- Directed by: Casper Wrede
- Screenplay by: Ronald Harwood Casper Wrede
- Produced by: Ben Arbeid
- Starring: Tom Courtenay Mogens Wieth Ronald Fraser James Maxwell Frank Finlay
- Cinematography: Arthur Lavis
- Edited by: John Pomeroy
- Music by: George Hall
- Production company: MGM-British Studios
- Distributed by: Metro-Goldwyn-Mayer
- Release date: 1962;
- Running time: 89 minutes
- Country: United Kingdom
- Language: English

= Private Potter =

1962 British film by Caspar Wrede

Private Potter is a 1962 British drama film directed by Caspar Wrede and starring Tom Courtenay, Mogens Wieth, Ronald Fraser and James Maxwell. The screenplay was by Wrede and Ronald Harwood.

==Plot==
During the Cyprus Emergency (1955–1959) Private Potter is a soldier who claims that the reason he cried out leading to the death of a comrade was that he saw a vision of God. There is then a debate over whether he should be court-martialled.

==Cast==
- Tom Courtenay as Private Potter
- Mogens Wieth as Yannis
- Ronald Fraser as Doctor
- James Maxwell as Lieutenant Colonel Harry Gunyon
- Ralph Michael as Padre
- Brewster Mason as Brigadier
- Eric Thompson as Captain John Knowles
- John Graham as Major Sims
- Frank Finlay as Captain Patterson
- Harry Landis as Lance Corporal Lamb
- Michael Coles as Private Robertson
- Jeremy Geidt as Major Reid
- Fulton Mackay as soldier

==Production==
The screenplay was written by Ronald Harwood for a television play that was broadcast on ITV in 1961 featuring some of the same main cast, including Tom Courtenay, and Caspar Wrede again as director. Finnish-born director Wrede first spotted Courtenay while he was still at RADA and the leading role of the fragile young soldier who wilts under pressure was his first film appearance.

==Reception==
The Monthly Film Bulletin wrote: "Casper Wrede has an eye for composition but lacks, as yet, the ability to use it constructively. Irritatingly inconsistent, he tediously over-emphasises that the slightest sound will ruin the initial military operation, and then allows some fairly noisy conversation among the men and staccato drumbeats behind the actual advance. Deprived even of the sort of significance it could so easily have had as the first sound to pierce a perfectly preserved silence, Potter's cry makes little impact ... This is not the fault of Tom Courtenay, who quickly establishes Potter as a credible human being in the grip of something he doesn't understand. This failure to explore its own theme is the most disappointing thing about a potentially interesting film.
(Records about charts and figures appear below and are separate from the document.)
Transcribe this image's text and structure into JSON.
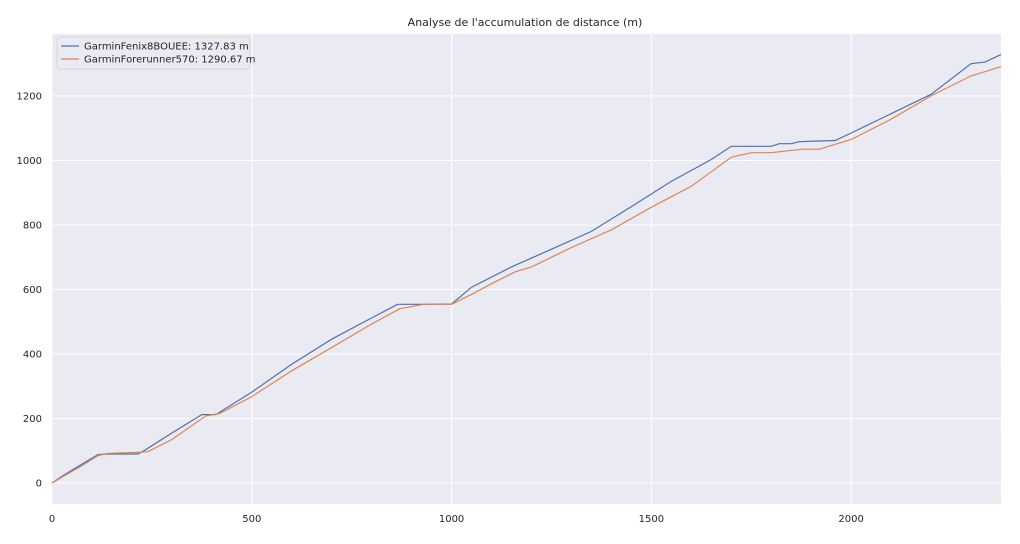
{
  "chart_data": {
    "type": "line",
    "title": "Analyse de l'accumulation de distance (m)",
    "xlabel": "",
    "ylabel": "",
    "xlim": [
      0,
      2375
    ],
    "ylim": [
      -65,
      1392
    ],
    "x_ticks": [
      0,
      500,
      1000,
      1500,
      2000
    ],
    "y_ticks": [
      0,
      200,
      400,
      600,
      800,
      1000,
      1200
    ],
    "grid": true,
    "legend_position": "top-left",
    "series": [
      {
        "name": "GarminFenix8BOUEE: 1327.83 m",
        "color": "#4c72b0",
        "points": [
          [
            0,
            0
          ],
          [
            30,
            25
          ],
          [
            70,
            55
          ],
          [
            115,
            88
          ],
          [
            140,
            90
          ],
          [
            215,
            90
          ],
          [
            230,
            100
          ],
          [
            300,
            155
          ],
          [
            375,
            212
          ],
          [
            410,
            212
          ],
          [
            500,
            282
          ],
          [
            600,
            368
          ],
          [
            700,
            446
          ],
          [
            800,
            512
          ],
          [
            865,
            554
          ],
          [
            930,
            554
          ],
          [
            1000,
            555
          ],
          [
            1050,
            607
          ],
          [
            1150,
            670
          ],
          [
            1250,
            725
          ],
          [
            1350,
            780
          ],
          [
            1450,
            857
          ],
          [
            1550,
            935
          ],
          [
            1650,
            1003
          ],
          [
            1700,
            1044
          ],
          [
            1750,
            1044
          ],
          [
            1800,
            1044
          ],
          [
            1820,
            1052
          ],
          [
            1850,
            1052
          ],
          [
            1870,
            1058
          ],
          [
            1910,
            1060
          ],
          [
            1960,
            1062
          ],
          [
            2000,
            1085
          ],
          [
            2100,
            1145
          ],
          [
            2200,
            1205
          ],
          [
            2300,
            1300
          ],
          [
            2335,
            1305
          ],
          [
            2375,
            1328
          ]
        ]
      },
      {
        "name": "GarminForerunner570: 1290.67 m",
        "color": "#dd8452",
        "points": [
          [
            0,
            0
          ],
          [
            30,
            22
          ],
          [
            70,
            50
          ],
          [
            115,
            85
          ],
          [
            140,
            92
          ],
          [
            210,
            95
          ],
          [
            240,
            97
          ],
          [
            300,
            135
          ],
          [
            385,
            208
          ],
          [
            420,
            216
          ],
          [
            500,
            268
          ],
          [
            600,
            348
          ],
          [
            700,
            420
          ],
          [
            800,
            493
          ],
          [
            870,
            540
          ],
          [
            930,
            554
          ],
          [
            1000,
            554
          ],
          [
            1050,
            585
          ],
          [
            1100,
            618
          ],
          [
            1160,
            655
          ],
          [
            1200,
            670
          ],
          [
            1300,
            730
          ],
          [
            1400,
            785
          ],
          [
            1500,
            855
          ],
          [
            1600,
            920
          ],
          [
            1700,
            1010
          ],
          [
            1750,
            1024
          ],
          [
            1800,
            1024
          ],
          [
            1840,
            1030
          ],
          [
            1880,
            1035
          ],
          [
            1920,
            1035
          ],
          [
            1960,
            1050
          ],
          [
            2000,
            1065
          ],
          [
            2100,
            1128
          ],
          [
            2200,
            1200
          ],
          [
            2300,
            1262
          ],
          [
            2340,
            1277
          ],
          [
            2375,
            1291
          ]
        ]
      }
    ]
  }
}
Variety wrote: "The young soldier's character is never clearly defined and the film eventually flounders in speculation and conjecture. The screenplay writers, Ronald Harwood and Caspar Wrede (Wrede has also directed with sensitivity but little compulsion) midway lost the courage of any convictions they may have had when sitting down to their typewriters. Courtenay acts with some imagination but it is to be hoped that he is not going to be typed in these psychological roles. Best performance comes from James Maxwell, as his commanding officer."

The Radio Times Guide to Films gave the film 2/5 stars, writing: "Courtenay is utterly convincing, but Ronald Harwood's script is a sermon few actors could survive. Flashy direction doesn't help matters, either."

Leslie Halliwell wrote "Stilted morality play, unpersuasively made and acted."